Ce sont donc les vieux clichés qui reviennent sans
cesse…
Oui, c'est exactement cela. Dans leur imaginaire, les
Juifs ont l'argent, le pouvoir et possèdent les médias. Les conspirationnistes
ciblent les jeunes les plus fragiles. Et dans les cités, les jeunes les plus
fragiles sont ceux qui n'ont pas de conscience politique. Avant, il y avait une
formation politique inculquée par le Parti Communiste ou les socialistes de la
vieille époque… Aujourd'hui, il n'y a plus rien de tout ça. Ce qui laisse la
porte ouverte à la théorie du complot, et donc, en cascade, à l'antisémitisme.
Le djihadisme est-il devenu aujourd'hui pour ces
jeunes la révolution à laquelle aspiraient les militants communistes d'hier ?
Presque. Les socialistes se sont servi des cités
plutôt que de les servir. Les communistes, eux, étaient près du peuple et du
prolétariat. Ils ont construit cette relation sur le travail. Mais quand les
quartiers populaires sont devenus des quartiers de chômeurs, le Parti
communiste n'a pas su comment aborder ce changement. Le Parti socialiste et la
droite ont accentué le fossé en pratiquant un clientélisme exacerbé. Au final,
cette accumulation a conduit à l'absence totale de conscience politique. C'est
une catastrophe. Les jeunes des quartiers populaires ne font plus leur
révolution par le rap, le punk ou le graff, mais pour certains par une
radicalisation djihadiste ou délinquante.
Y a-t-il beaucoup de jeunes Marseillais qui partent
grossir les rangs de l'organisation État islamique ?
Assez peu. Il y a une explication simple à cela. À
Marseille, les radicalisations qui fonctionnent sont les radicalisations
délinquantes. Le Marseillais reste pragmatique. Il préfère faire du trafic de
stupéfiants et gagner un peu d'argent. Marseille baigne dans une culture du
banditisme qui la protège de la culture djihadiste. Mais rien n'est figé. Tout
peut encore évoluer.
Justement, faut-il craindre une escalade de la
violence après cette tentative d'assassinat visant un enseignant juif ?

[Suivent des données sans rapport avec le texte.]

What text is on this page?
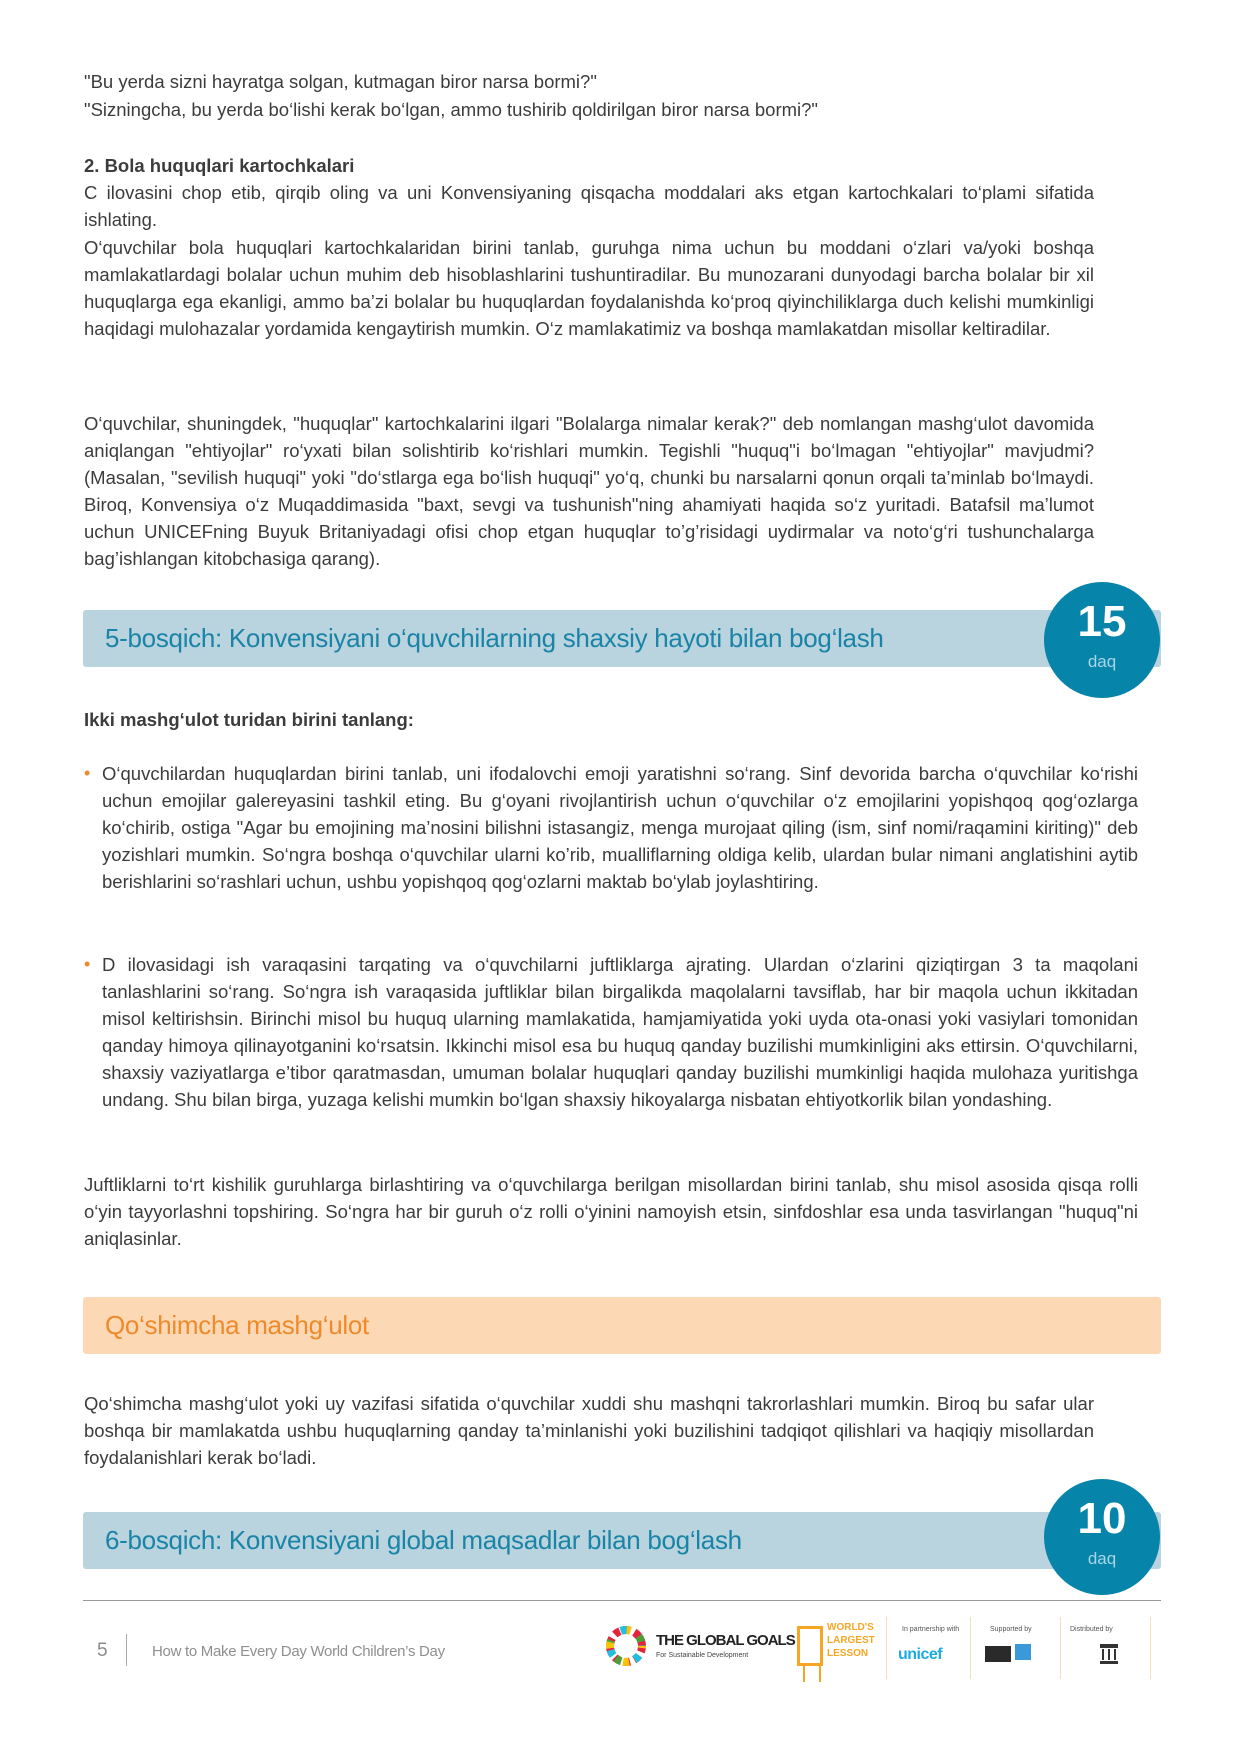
"Bu yerda sizni hayratga solgan, kutmagan biror narsa bormi?"

"Sizningcha, bu yerda bo‘lishi kerak bo‘lgan, ammo tushirib qoldirilgan biror narsa bormi?"

2. Bola huquqlari kartochkalari

C ilovasini chop etib, qirqib oling va uni Konvensiyaning qisqacha moddalari aks etgan kartochkalari to‘plami sifatida ishlating.

O‘quvchilar bola huquqlari kartochkalaridan birini tanlab, guruhga nima uchun bu moddani o‘zlari va/yoki boshqa mamlakatlardagi bolalar uchun muhim deb hisoblashlarini tushuntiradilar. Bu munozarani dunyodagi barcha bolalar bir xil huquqlarga ega ekanligi, ammo ba’zi bolalar bu huquqlardan foydalanishda ko‘proq qiyinchiliklarga duch kelishi mumkinligi haqidagi mulohazalar yordamida kengaytirish mumkin. O‘z mamlakatimiz va boshqa mamlakatdan misollar keltiradilar.

O‘quvchilar, shuningdek, "huquqlar" kartochkalarini ilgari "Bolalarga nimalar kerak?" deb nomlangan mashg‘ulot davomida aniqlangan "ehtiyojlar" ro‘yxati bilan solishtirib ko‘rishlari mumkin. Tegishli "huquq"i bo‘lmagan "ehtiyojlar" mavjudmi? (Masalan, "sevilish huquqi" yoki "do‘stlarga ega bo‘lish huquqi" yo‘q, chunki bu narsalarni qonun orqali ta’minlab bo‘lmaydi. Biroq, Konvensiya o‘z Muqaddimasida "baxt, sevgi va tushunish"ning ahamiyati haqida so‘z yuritadi. Batafsil ma’lumot uchun UNICEFning Buyuk Britaniyadagi ofisi chop etgan huquqlar to’g’risidagi uydirmalar va noto‘g‘ri tushunchalarga bag’ishlangan kitobchasiga qarang).

5-bosqich: Konvensiyani o‘quvchilarning shaxsiy hayoti bilan bog‘lash	15
daq

Ikki mashg‘ulot turidan birini tanlang:

• O‘quvchilardan huquqlardan birini tanlab, uni ifodalovchi emoji yaratishni so‘rang. Sinf devorida barcha o‘quvchilar ko‘rishi uchun emojilar galereyasini tashkil eting. Bu g‘oyani rivojlantirish uchun o‘quvchilar o‘z emojilarini yopishqoq qog‘ozlarga ko‘chirib, ostiga "Agar bu emojining ma’nosini bilishni istasangiz, menga murojaat qiling (ism, sinf nomi/raqamini kiriting)" deb yozishlari mumkin. So‘ngra boshqa o‘quvchilar ularni ko’rib, mualliflarning oldiga kelib, ulardan bular nimani anglatishini aytib berishlarini so‘rashlari uchun, ushbu yopishqoq qog‘ozlarni maktab bo‘ylab joylashtiring.
• D ilovasidagi ish varaqasini tarqating va o‘quvchilarni juftliklarga ajrating. Ulardan o‘zlarini qiziqtirgan 3 ta maqolani tanlashlarini so‘rang. So‘ngra ish varaqasida juftliklar bilan birgalikda maqolalarni tavsiflab, har bir maqola uchun ikkitadan misol keltirishsin. Birinchi misol bu huquq ularning mamlakatida, hamjamiyatida yoki uyda ota-onasi yoki vasiylari tomonidan qanday himoya qilinayotganini ko‘rsatsin. Ikkinchi misol esa bu huquq qanday buzilishi mumkinligini aks ettirsin. O‘quvchilarni, shaxsiy vaziyatlarga e’tibor qaratmasdan, umuman bolalar huquqlari qanday buzilishi mumkinligi haqida mulohaza yuritishga undang. Shu bilan birga, yuzaga kelishi mumkin bo‘lgan shaxsiy hikoyalarga nisbatan ehtiyotkorlik bilan yondashing.

Juftliklarni to‘rt kishilik guruhlarga birlashtiring va o‘quvchilarga berilgan misollardan birini tanlab, shu misol asosida qisqa rolli o‘yin tayyorlashni topshiring. So‘ngra har bir guruh o‘z rolli o‘yinini namoyish etsin, sinfdoshlar esa unda tasvirlangan "huquq"ni aniqlasinlar.

Qo‘shimcha mashg‘ulot

Qo‘shimcha mashg‘ulot yoki uy vazifasi sifatida o‘quvchilar xuddi shu mashqni takrorlashlari mumkin. Biroq bu safar ular boshqa bir mamlakatda ushbu huquqlarning qanday ta’minlanishi yoki buzilishini tadqiqot qilishlari va haqiqiy misollardan foydalanishlari kerak bo‘ladi.

6-bosqich: Konvensiyani global maqsadlar bilan bog‘lash	10
daq
5	How to Make Every Day World Children’s Day
THE GLOBAL GOALS
For Sustainable Development
WORLD'S
LARGEST
LESSON
In partnership with
unicef
Supported by	Distributed by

Être antisémite, c'est une chose, mais vouloir tuer
avec une machette, c'est une sorte de dérèglement psychologique. Par contre,
que l'antisémitisme d'un côté et l'islamophobie de l'autre soient plus
décomplexés et visibles, c'est malheureusement à craindre. Les jeunes des cités
sensibilisés à la propagande de Daech ne croient plus en la République. Ils
sont vulnérables. Avant, un jeune vulnérable devenait punk à chiens,
aujourd'hui, il peut devenir djihadiste.